Any daughter cell will usually have new specialized abilities and if it is able to divide it will form a new sub-lineage. The difference of a daughter cell from the mother may be great, but it could also be much less, even subtle. What the P mother cell does not do is divide into two new P mother cells or a mother and a daughter; this is a matter of observation as such limited progenitor cells are known to not self-renew.

  • There is a sort of exception when daughter cells at some level of the lineage may divide several times to form more seemingly identical cells, but then further differentiation and division will inevitably occur, until a final stage is reached in which no further division can occur and the cell type lineage is finally mature. An example of maturity is a plasma cell, from the B cell lineage, which produces copious antibody, but cannot divide and eventually dies after a few days or weeks.
  • The progenitor CLP of the mouse or the progenitor MLP of the human differentiates into lymphocytes by first becoming a lymphoblast (Medical Immunology, p. 10). It then divides several more times to become a prolymphocyte that has specific cell-surface markers unique to either a (1) T cell or (2) B cell. The progenitor can also differentiate into (3) natural killer cells (NK) and (4) dendritic cells.
  • T Cells, B Cells and NK Cells are unique to the lymphocyte family, but dendritic cells are not. Dendritic cells of identical appearance but different markers are spread throughout the body, and come from either lymphoid and myeloid lineages, but these cells may have somewhat different tasks and may take up lodging preferentially in different locations. (Revise in light of new research) This is now an open question; also, the different dendritic cell lineages may have different ‘tasks’ and stay in different ‘locations.’

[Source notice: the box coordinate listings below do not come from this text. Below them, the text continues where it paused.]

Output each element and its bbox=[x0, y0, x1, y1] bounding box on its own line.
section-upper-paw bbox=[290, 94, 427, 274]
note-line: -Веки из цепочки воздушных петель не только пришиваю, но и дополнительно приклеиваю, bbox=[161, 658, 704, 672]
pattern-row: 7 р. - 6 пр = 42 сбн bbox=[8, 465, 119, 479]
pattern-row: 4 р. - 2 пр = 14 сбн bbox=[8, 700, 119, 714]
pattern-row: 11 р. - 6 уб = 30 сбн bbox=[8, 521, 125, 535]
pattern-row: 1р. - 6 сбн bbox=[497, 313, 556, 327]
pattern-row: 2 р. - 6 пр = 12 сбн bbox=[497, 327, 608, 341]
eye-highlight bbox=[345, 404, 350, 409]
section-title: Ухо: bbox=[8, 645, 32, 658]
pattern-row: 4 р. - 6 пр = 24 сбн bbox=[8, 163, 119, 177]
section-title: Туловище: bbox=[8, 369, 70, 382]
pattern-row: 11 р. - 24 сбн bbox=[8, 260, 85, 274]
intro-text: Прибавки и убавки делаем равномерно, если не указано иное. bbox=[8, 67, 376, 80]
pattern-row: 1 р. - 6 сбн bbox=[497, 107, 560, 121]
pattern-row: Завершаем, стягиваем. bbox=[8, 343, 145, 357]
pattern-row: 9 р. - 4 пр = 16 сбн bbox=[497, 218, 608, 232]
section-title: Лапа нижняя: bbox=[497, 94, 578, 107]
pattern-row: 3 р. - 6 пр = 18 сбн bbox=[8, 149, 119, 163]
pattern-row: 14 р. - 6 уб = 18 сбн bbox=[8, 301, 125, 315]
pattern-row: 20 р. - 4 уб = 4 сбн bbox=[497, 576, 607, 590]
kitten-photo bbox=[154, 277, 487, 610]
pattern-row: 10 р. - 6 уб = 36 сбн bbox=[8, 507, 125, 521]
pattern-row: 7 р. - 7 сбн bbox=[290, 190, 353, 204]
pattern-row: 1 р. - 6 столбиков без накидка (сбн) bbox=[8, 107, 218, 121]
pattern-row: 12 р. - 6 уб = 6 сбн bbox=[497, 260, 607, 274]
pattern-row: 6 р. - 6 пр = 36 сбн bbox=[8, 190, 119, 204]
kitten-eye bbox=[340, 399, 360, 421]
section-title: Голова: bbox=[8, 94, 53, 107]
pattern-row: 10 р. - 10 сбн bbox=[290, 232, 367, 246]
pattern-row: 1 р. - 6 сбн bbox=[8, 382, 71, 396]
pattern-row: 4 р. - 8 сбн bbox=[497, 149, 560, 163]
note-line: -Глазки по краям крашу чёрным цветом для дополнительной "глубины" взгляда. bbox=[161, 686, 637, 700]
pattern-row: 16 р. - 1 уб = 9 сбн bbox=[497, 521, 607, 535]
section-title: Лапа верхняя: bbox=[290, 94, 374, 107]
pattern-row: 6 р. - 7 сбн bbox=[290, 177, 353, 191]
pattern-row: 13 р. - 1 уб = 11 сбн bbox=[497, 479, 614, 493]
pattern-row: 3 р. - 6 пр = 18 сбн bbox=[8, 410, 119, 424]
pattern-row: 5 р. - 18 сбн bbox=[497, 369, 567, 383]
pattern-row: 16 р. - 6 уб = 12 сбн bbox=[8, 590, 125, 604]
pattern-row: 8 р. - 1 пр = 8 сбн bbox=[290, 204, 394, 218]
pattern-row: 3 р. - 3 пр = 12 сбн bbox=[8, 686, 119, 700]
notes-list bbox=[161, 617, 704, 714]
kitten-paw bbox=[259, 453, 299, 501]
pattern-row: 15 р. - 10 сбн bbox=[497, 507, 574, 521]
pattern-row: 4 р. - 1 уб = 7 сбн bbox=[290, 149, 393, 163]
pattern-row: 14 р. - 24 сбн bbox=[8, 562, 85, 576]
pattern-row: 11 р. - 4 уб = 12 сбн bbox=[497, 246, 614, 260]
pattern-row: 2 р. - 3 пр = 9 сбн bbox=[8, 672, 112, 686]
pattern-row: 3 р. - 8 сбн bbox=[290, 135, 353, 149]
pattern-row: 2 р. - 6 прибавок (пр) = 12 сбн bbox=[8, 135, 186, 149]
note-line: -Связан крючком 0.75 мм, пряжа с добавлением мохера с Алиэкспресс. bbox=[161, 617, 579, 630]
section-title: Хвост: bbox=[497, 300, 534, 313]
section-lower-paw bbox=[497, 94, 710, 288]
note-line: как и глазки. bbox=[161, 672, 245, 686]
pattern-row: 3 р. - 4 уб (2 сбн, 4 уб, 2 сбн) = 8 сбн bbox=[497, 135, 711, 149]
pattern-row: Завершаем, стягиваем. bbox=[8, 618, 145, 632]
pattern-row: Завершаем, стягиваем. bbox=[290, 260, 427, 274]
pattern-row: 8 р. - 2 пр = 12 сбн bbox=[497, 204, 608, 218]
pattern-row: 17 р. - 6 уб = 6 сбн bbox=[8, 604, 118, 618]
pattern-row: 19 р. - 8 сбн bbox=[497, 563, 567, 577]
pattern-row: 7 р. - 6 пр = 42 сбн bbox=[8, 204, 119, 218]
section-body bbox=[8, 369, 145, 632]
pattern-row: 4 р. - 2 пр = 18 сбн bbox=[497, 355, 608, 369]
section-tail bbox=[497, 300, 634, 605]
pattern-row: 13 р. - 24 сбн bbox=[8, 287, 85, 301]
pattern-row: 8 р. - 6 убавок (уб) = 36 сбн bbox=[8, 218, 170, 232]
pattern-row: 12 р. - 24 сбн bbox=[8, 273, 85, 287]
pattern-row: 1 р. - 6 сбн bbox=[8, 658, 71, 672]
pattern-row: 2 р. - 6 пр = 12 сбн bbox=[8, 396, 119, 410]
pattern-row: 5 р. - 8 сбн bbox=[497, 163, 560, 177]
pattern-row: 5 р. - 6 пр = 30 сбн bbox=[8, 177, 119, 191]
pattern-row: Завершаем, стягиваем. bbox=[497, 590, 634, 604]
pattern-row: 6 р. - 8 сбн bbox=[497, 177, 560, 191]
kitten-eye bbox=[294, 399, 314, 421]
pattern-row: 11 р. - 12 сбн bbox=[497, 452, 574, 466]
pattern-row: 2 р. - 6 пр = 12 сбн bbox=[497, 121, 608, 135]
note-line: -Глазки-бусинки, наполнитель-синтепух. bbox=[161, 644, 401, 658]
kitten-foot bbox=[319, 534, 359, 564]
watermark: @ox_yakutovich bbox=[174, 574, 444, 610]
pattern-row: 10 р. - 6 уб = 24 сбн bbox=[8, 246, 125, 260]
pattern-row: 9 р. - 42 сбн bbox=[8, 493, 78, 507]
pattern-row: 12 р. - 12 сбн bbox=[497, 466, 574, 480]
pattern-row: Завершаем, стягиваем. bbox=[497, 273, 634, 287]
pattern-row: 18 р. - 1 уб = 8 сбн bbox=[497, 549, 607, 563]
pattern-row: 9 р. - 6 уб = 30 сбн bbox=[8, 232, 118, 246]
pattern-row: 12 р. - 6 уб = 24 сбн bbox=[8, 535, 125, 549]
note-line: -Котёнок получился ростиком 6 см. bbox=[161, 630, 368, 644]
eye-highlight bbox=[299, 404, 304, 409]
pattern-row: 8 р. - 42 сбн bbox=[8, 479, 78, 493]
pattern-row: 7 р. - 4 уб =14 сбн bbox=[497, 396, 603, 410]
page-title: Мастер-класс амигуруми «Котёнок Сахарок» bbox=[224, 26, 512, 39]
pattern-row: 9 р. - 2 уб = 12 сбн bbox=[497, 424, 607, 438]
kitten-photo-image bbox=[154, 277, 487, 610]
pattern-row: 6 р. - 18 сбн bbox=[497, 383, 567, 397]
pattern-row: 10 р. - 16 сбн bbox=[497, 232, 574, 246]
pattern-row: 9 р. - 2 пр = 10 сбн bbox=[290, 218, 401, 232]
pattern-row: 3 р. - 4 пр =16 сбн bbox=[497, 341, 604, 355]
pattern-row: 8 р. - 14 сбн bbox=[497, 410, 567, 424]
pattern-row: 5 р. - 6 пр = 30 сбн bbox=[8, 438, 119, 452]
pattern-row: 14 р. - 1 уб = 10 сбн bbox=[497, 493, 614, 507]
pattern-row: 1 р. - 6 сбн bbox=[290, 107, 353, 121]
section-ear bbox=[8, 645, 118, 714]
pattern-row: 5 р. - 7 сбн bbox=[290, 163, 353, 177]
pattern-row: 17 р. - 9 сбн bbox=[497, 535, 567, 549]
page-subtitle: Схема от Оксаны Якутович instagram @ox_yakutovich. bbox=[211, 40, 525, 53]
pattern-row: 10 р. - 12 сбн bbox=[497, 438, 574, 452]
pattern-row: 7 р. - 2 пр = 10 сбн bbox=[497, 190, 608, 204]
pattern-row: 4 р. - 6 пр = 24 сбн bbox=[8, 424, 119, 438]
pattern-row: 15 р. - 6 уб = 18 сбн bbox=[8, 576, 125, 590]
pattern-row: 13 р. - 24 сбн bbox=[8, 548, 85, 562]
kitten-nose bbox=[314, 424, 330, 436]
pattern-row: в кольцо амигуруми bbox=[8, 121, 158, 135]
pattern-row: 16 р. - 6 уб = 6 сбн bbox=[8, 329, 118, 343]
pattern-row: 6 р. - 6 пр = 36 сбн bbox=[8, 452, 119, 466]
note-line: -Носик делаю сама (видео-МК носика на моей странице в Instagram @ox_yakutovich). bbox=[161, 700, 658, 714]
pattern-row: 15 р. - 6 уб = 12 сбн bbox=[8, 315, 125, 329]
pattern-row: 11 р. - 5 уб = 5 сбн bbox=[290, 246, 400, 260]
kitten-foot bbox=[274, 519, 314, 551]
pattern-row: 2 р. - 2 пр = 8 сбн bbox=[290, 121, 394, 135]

T and B lymphocytes are indistinguishable histologically(that is, under a light microscope they cannot be told apart.)Indeed, the inactive B and T cells are so featureless with few cytoplasmic organelles and mostly inactive chromatin that until the 1960s textbooks could describe these cells, now the central focus of immunology, as having no known function!!

However T and B lymphocytes are very distinct cell lineages and they ‘grow up’ in different places in the body. They perform quite different (although co-operative) functions in the body. No evidence has ever been found that T and B cells can ever interconvert. T and B cells are biochemically distinct and this is reflected in the differing markers and receptors they possess on their cell surfaces. This seems to be true in all vertebrates, although there are many differences in the details between the species.

  • Regardless of whether the CLP (mouse) or MLP or a small closely related set of progenitor cells take credit for generating the profusion of lymphocytes, it remains an interesting observation that the same lymphoid progenitors can still opt to generate some cells that are clearly identifiably myeloid.